Manuel Valls a confirmé l'objectif de 50 milliards d'économies en trois ans. L'État doit baisser de 11 milliards d'euros les dotations aux collectivités locales. En parallèle, le Premier ministre a accepté de pérenniser l'aide sur les rythmes scolaires.

Pour les maires français, réunis en Congrès, c'est un coup attendu mais douloureux. D'ailleurs, le nouveau président de l'Association des maires de France, François Baroin, le gouvernement tente "un transfert de l'impopularité fiscale" en contraignant un grand nombre de communes à augmenter les impôts locaux pour compenser le désengagement de l'État.

Un effort pourtant nécessaire et légitime, selon Manuel Valls, qui a fait face aux sifflets des élus locaux pendant son discours.

Tous les acteurs publics sont convernés.
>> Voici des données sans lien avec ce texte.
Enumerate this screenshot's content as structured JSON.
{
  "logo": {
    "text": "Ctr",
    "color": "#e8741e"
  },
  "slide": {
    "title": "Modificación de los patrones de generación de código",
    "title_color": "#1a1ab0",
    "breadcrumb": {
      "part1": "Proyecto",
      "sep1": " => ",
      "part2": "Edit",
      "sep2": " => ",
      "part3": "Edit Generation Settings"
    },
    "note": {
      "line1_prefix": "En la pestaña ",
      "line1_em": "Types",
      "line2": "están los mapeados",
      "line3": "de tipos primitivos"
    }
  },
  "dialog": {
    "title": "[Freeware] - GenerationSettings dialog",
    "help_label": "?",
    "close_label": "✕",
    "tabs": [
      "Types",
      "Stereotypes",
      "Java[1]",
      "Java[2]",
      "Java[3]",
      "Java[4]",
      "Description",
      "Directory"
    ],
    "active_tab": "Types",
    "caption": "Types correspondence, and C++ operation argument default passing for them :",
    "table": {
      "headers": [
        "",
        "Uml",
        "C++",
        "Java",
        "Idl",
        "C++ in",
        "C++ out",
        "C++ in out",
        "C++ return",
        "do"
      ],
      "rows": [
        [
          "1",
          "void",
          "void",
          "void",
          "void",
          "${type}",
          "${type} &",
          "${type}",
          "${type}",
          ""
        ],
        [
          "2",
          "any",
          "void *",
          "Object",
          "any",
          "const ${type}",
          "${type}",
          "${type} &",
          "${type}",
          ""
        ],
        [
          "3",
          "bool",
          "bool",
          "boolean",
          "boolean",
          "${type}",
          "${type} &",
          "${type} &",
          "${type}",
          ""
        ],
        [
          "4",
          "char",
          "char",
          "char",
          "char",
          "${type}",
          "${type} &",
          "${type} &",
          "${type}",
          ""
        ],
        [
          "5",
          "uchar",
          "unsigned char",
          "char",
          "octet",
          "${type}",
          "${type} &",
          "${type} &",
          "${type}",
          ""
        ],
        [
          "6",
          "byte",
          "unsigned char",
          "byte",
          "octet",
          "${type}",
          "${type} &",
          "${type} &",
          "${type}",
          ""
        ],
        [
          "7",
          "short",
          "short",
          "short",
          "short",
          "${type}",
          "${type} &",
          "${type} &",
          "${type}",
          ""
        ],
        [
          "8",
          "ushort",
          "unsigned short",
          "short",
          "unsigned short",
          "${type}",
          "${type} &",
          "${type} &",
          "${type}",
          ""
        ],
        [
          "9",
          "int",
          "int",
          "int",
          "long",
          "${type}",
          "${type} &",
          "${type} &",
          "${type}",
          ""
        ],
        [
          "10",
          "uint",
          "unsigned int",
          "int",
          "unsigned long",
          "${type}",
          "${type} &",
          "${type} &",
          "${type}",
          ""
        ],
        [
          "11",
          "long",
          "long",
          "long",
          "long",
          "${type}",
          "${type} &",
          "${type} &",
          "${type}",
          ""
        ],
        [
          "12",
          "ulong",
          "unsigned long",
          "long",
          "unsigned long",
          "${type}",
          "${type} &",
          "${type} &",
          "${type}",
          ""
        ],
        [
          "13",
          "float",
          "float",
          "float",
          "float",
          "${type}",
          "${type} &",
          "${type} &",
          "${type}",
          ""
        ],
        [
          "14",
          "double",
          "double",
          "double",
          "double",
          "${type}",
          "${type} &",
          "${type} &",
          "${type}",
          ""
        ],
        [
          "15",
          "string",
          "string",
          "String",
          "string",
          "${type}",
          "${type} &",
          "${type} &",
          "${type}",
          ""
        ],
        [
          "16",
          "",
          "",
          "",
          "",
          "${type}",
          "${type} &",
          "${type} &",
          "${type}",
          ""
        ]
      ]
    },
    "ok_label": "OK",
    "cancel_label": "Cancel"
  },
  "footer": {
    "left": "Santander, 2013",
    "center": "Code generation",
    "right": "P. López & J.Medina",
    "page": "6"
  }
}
Je sais l'effort qui est demandé aux communes : personne, et surtout pas moi, ne songe à la sous-estimer.

Petite victoire sur les rythmes scolaires

Pour compenser cette annonce désagréable, le Premier ministre a sorti un autre atout de sa manche : l'aide de l'État pour mettre en place la réforme des rythmes scolaires, qui devait disparaître après la dernière rentrée, sera finalement "pérennisée au-delà de l'année 2015-2016".

"J'ai entendu votre besoin d'être accompagnés par l'État dans la durée pour consolider cette grande réforme", a concédé Manuel Valls. Jusqu'ici, la position officielle du gouvernement, via la ministre de l'Éducation nationale Najat Vallaud-Belkacem, était de considérer que les maires devaient assumer seuls la réforme des rythmes scolaires le plus tôt possible, ces derniers ayant eu "le temps de s'y préparer" depuis les premiers essais l'année dernière.